Por: Vânia Ferreira em Segunda, 03 Fevereiro 2020 | Categoria: Notícias gerais

SINPAF solidariza-se com a greve dos petroleiros contra privatização e demissões em massa


A Diretoria Nacional do SINPAF solidariza-se com a greve dos petroleiros contra a privatização da Petrobras e as demissões de cerca de mil trabalhadores na Fábrica de Fertilizantes Nitrogenados do Paraná (Fafen). A paralisação começou no último sábado (1°) e já atinge 11 estados e 20 unidades operacionais do Sistema Petrobras. 

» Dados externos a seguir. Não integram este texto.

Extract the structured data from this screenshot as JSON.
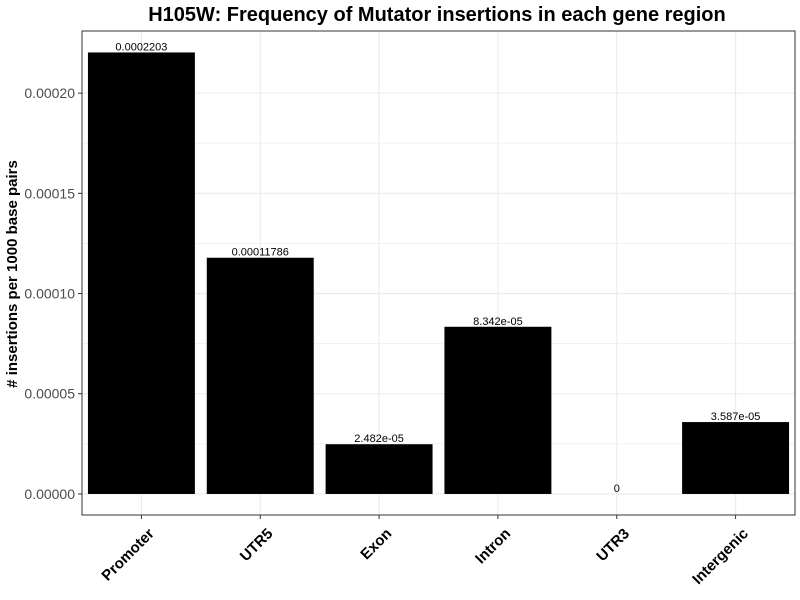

A categoria também cobra a negociação das pendências do Acordo Coletivo, com suspensão imediata das medidas unilaterais que estão afetando a vida de milhares de empregados.

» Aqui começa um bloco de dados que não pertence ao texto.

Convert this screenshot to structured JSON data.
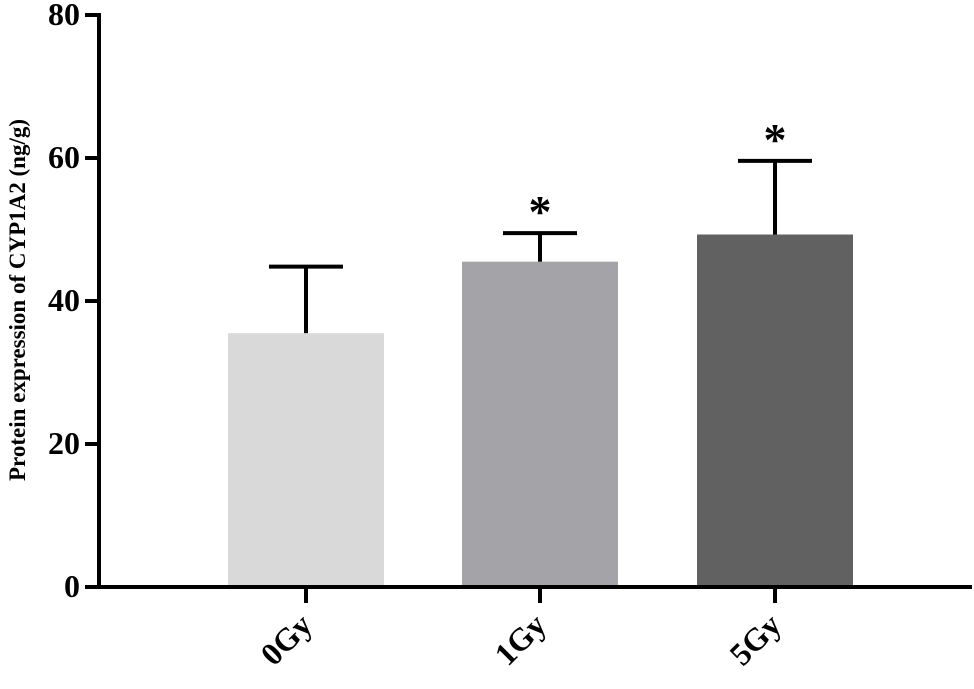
{
  "chart_data": {
    "type": "bar",
    "title": "",
    "xlabel": "",
    "ylabel": "Protein expression of CYP1A2 (ng/g)",
    "categories": [
      "0Gy",
      "1Gy",
      "5Gy"
    ],
    "values": [
      35.5,
      45.5,
      49.3
    ],
    "error_bars": [
      9.3,
      4.0,
      10.3
    ],
    "significance": [
      "",
      "*",
      "*"
    ],
    "ylim": [
      0,
      80
    ],
    "yticks": [
      "0",
      "20",
      "40",
      "60",
      "80"
    ],
    "bar_colors": [
      "#d9d9d9",
      "#a3a3a8",
      "#616161"
    ],
    "grid": false,
    "legend": "none"
  }
}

Essa mobilização é um alerta para população sobre os impactos que o programa de privatização do governo de Jair Bolsonaro (PSL) representa para cada brasileiro e brasileira. Precisamos colocar no centro do debate a importância de todas as empresas públicas para o desenvolvimento do Brasil.

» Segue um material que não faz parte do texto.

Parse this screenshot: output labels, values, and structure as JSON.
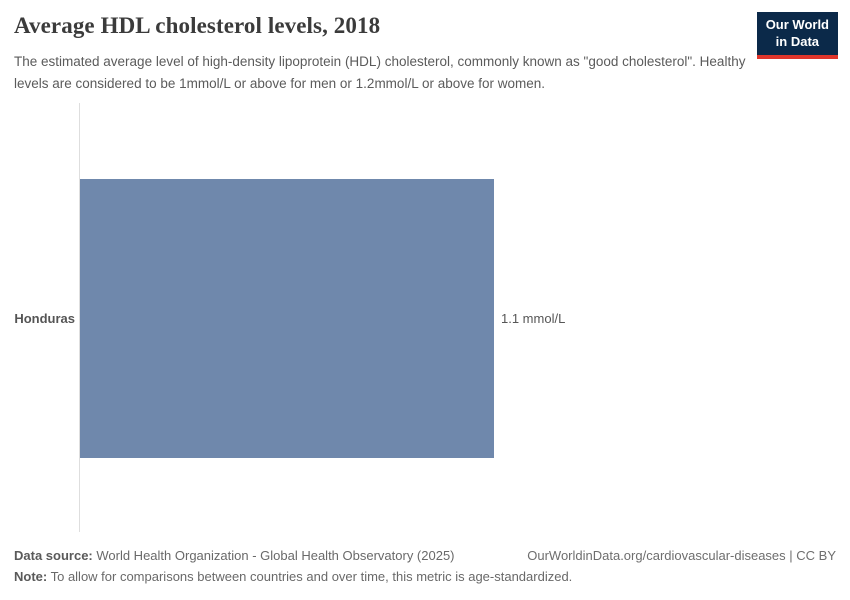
{
  "header": {
    "title": "Average HDL cholesterol levels, 2018",
    "subtitle": "The estimated average level of high-density lipoprotein (HDL) cholesterol, commonly known as \"good cholesterol\". Healthy levels are considered to be 1mmol/L or above for men or 1.2mmol/L or above for women.",
    "logo": {
      "line1": "Our World",
      "line2": "in Data"
    }
  },
  "chart_data": {
    "type": "bar",
    "orientation": "horizontal",
    "title": "Average HDL cholesterol levels, 2018",
    "categories": [
      "Honduras"
    ],
    "values": [
      1.1
    ],
    "unit": "mmol/L",
    "value_labels": [
      "1.1 mmol/L"
    ],
    "xlabel": "",
    "ylabel": "",
    "xlim": [
      0,
      1.1
    ],
    "grid": false,
    "legend": false,
    "bar_color": "#6f88ac"
  },
  "footer": {
    "datasource_label": "Data source:",
    "datasource_value": " World Health Organization - Global Health Observatory (2025)",
    "link": "OurWorldinData.org/cardiovascular-diseases | CC BY",
    "note_label": "Note:",
    "note_value": " To allow for comparisons between countries and over time, this metric is age-standardized."
  },
  "colors": {
    "bar": "#6f88ac",
    "logo_background": "#0b2949",
    "logo_stripe": "#e0352b",
    "axis_line": "#dedede"
  }
}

Os argumentos privatistas apresentados pelo governo são irreais, não justificam o processo de desmonte do Estado brasileiro, e colocam o Brasil em uma condição de enorme dependência e subserviência ao capital estrangeiro.

É de suma importância que essa luta não seja apenas dos petroleiros e das petroleiras. Essa luta é de todos nós, é em defesa das empresas da nossa base, do patrimônio público, do serviço público, da soberania nacional, dos empregos, dos preços justos para os combustíveis, é da sociedade brasileira.


OCUPAÇÃO DA SEDE - Uma decisão da Justiça do Trabalho na noite de sábado (1) determinou o restabelecimento da energia elétrica no quarto andar da sede da Petrobrás, na região central do Rio de Janeiro. Uma sala de reunião está ocupada no local desde a tarde de sexta-feira (31) por cinco dirigentes da Federação Única dos Trabalhadores (FUP) que fazem parte da Comissão de Negociação Permanente. 

Ainda no sábado, a estatal solicitou à Justiça a reintegração de posse do edifício, alegando que os petroleiros estão atrapalhando o funcionamento das atividades no prédio.

Os dirigentes, por sua vez, afirmam que só vão deixar o local se a direção da empresa voltar atrás na decisão de dispensar mais de mil trabalhadores, além de cumprir o Acordo Coletivo de Trabalho (ACT). 

O diretor da FUP, Deyvid Bacelar, um dos ocupantes do prédio da Petrobras, afirmou que, apesar de a energia ter sido restabelecida, a empresa se negou a ligar o ar-condicionado da sala, medida que também estava prevista na decisão judicial. A Justiça determinou multa por descumprimento de R$ 100 mil por hora.


“A tática de guerra deles era cortar a luz, nos atingir psicologicamente, cortar a água - para a gente estar nesse estado, há quase 48 horas sem mesmo um banho - e cortar a comunicação, pra gente não poder falar com a categoria e nem com a sociedade brasileira sobre o que está acontecendo aqui”, afirmou Bacelar.